Pure fact questions are governed by § 2254(d)(2). Martin v. Cain, 246 F.3d 471, 475 (5th Cir. 2001). A state court's factual findings are entitled to deference on federal habeas corpus review and are presumed correct under 28 U.S.C. § 2254(e)(1), unless the petitioner rebuts those findings with "clear and convincing evidence." Garcia v. Quarterman, 454 F.3d 441, 444 (5th Cir. 2006) (citing Hughes v. Dretke, 412 F.3d 582, 589 (5th Cir. 2005) and 28 U.S.C. § 2254(e)(1)). This deference extends not only to the state court's express fact findings but also to implicit findings. Garcia, 454 F.3d at 444-45 (citing Summers v. Dretke, 431 F.3d 861, 876 (5th Cir. 2005); Young v. Dretke, 356 F.3d 616, 629 (5th Cir. 2004)).

While, "[a]s a general principle, Rule 56 of the Federal Rules of Civil Procedure, relating to summary judgment, applies with equal force in the context of habeas corpus cases," Clark v. Johnson, 202 F.3d 760, 764 (5th Cir.), cert. denied, 531 U.S. 831 (2000), the rule applies only to the extent that it does not conflict with the habeas rules. Section 2254(e)(1) - which requires that a statecourt's fact findings are "presumed to be correct" - overrides the ordinary rule that, in a summary judgment proceeding, disputed facts are construed in the light most favorable to the nonmoving party. Unless the petitioner can "rebut[ ] the presumption of correctness by clear and convincing evidence," the state court's fact findings must be accepted as correct. Smith v. Cockrell, 311 F.3d 661, 668 (5th Cir. 2002).

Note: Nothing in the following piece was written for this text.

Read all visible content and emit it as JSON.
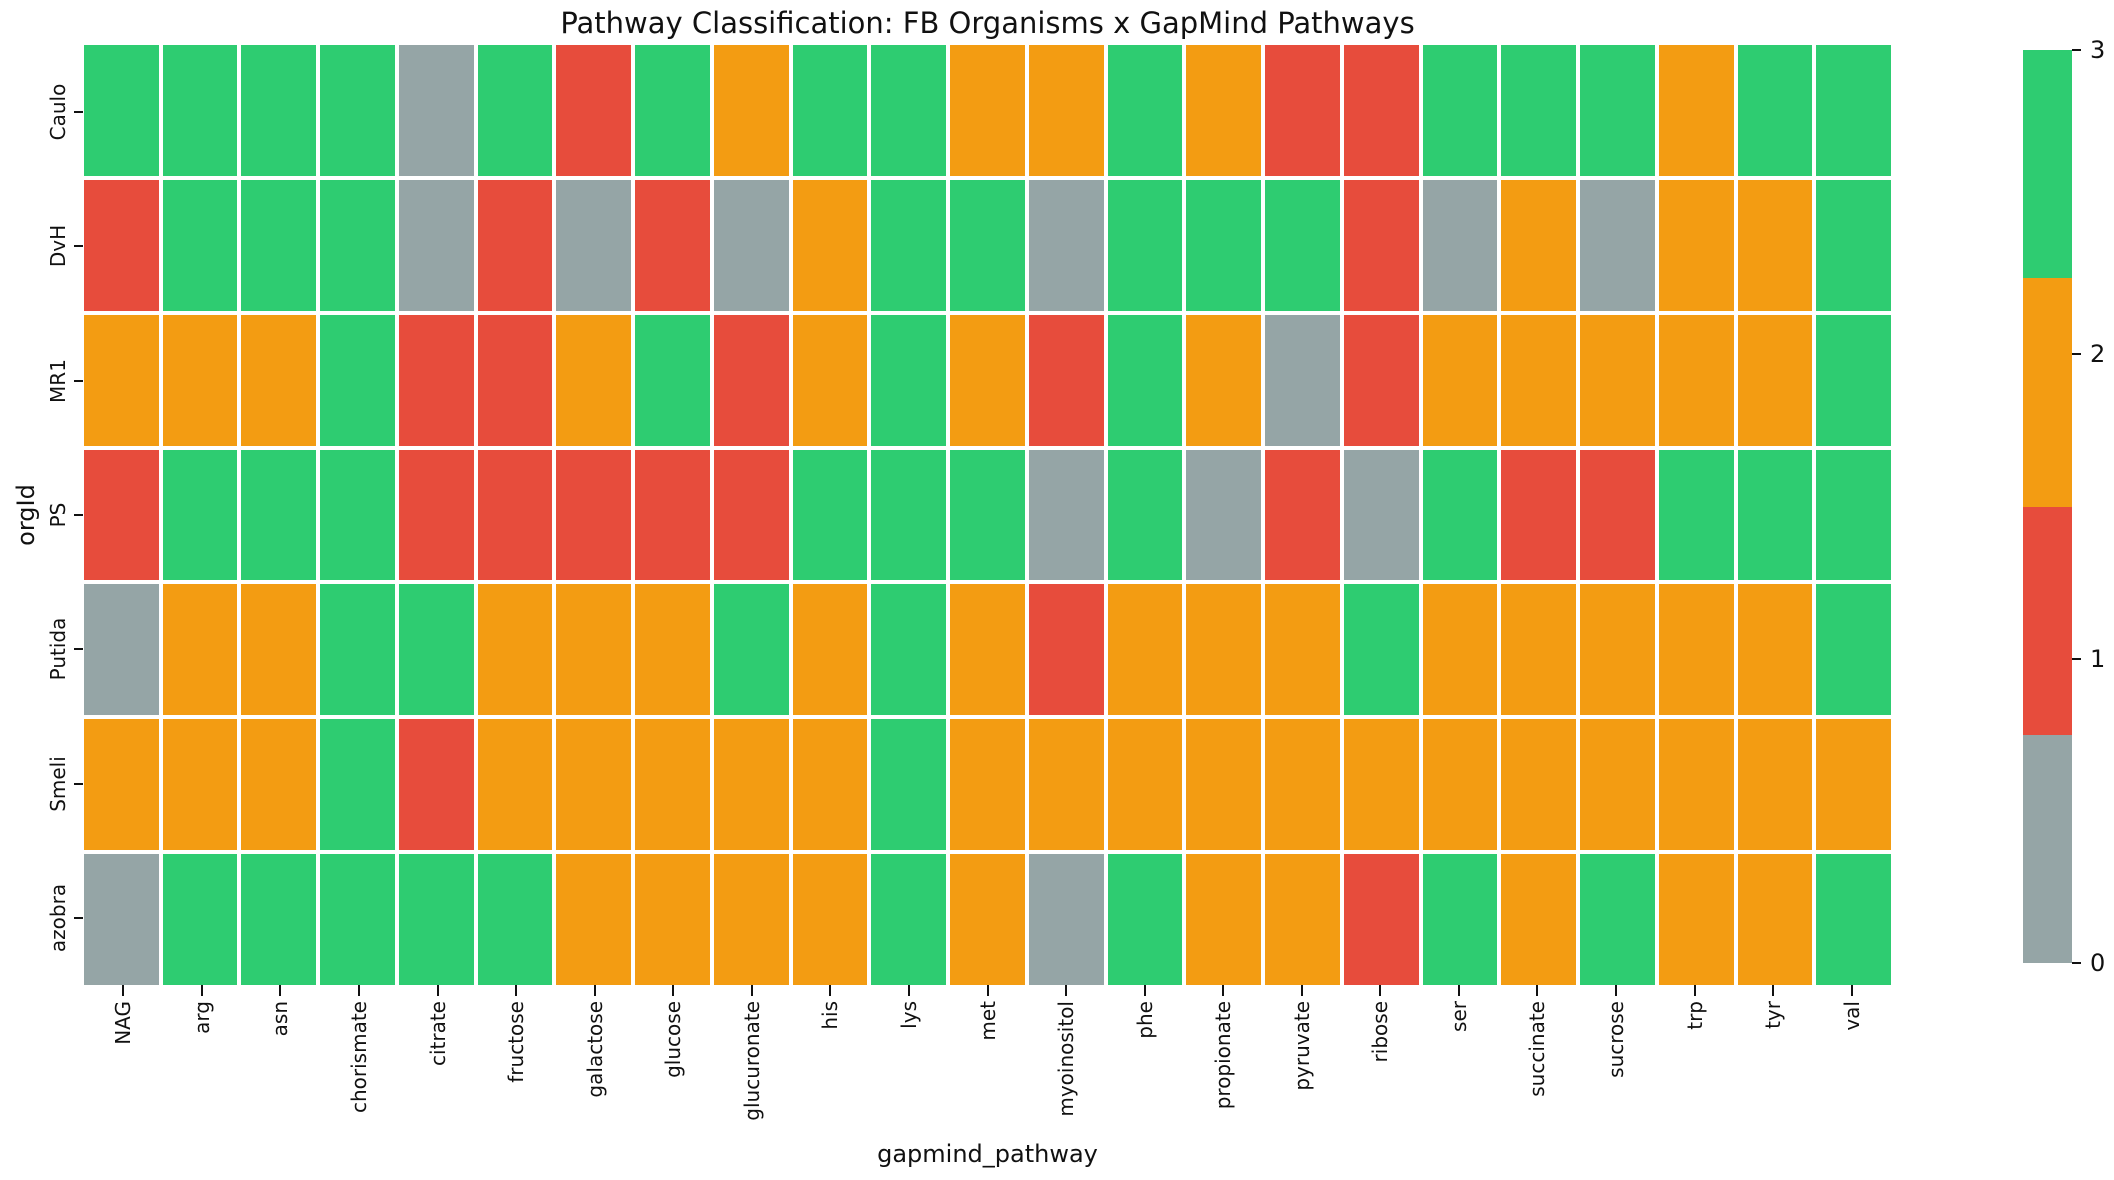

Green is a pro se petitioner. Pro se habeas petitions are construed liberally and are not held to the same stringent and rigorous standards as pleadings lawyers file. See Martin v. Maxey, 98 F.3d 844, 847 n.4 (5th Cir. 1996); Guidroz v. Lynaugh, 852 F.2d 832, 834 (5th Cir. 1988); Woodall v. Foti, 648 F.2d 268, 271 (5th Cir. Unit A June 1981). This court broadly interprets Green's state and federal habeas petitions. Bledsue v. Johnson, 188 F.3d 250, 255 (5th Cir. 1999).

III. Factual Background

The Fourteenth Court of Appeals summarized the trial testimony, as follows:

Myong Soon Lee owns and operates a beauty supply store in southwest Houston. On February 19, 2008, Lee was behind the register when two individuals, one male and one female, came into the store pointing guns and yelling "get down." Both robbers were wearing "hoodies" (hooded sweatshirts) and had their faces covered. The woman, who wore a gray hoodie and a bandanna over her face, ordered Lee's employees to a back room while the man, who wore a black hooded jacket and had his face covered with a stocking mask, held a gun to Lee's head and demanded all the money in the register. Lee gave the man all the cash she had, about $6OO-$7OO in total. After the robbers left, Lee activated an alarm in her store that contacts the police in the event of a hold-up, and Officer Bob Conley of the Houston Police Department responded to the scene. According to Officer Conley, Lee described the female as black but gave virtually no description of the male except that he was wearing a hoodie around his face. The description Officer Conley recorded read "[u]nknown male, unknown age, didn't really give a height or weight." None of Lee's employees were able to give any further description of the male robber. The store has 16 security cameras,one of which captured images of two people approaching the store through an adjacent alley moments before the robbery. One of the people, who appears to be female, is shown wearing jeans and a gray hoodie and is depicted looking down, with her face not visible. The other, who is identifíably male, is shown wearing what appears to be a green hooded jacket over a black shirt or hoodie. The male's face is visible at a distance. Seconds later, internal cameras recorded the same woman, her face covered with a bandanna, pointing a gun at store employees and forcing them to the back of the store, while the register camera recorded a man wearing a black hooded coat holding a gun to Lee as she took cash from the register. In this recording, the man is looking down and his face is not visible.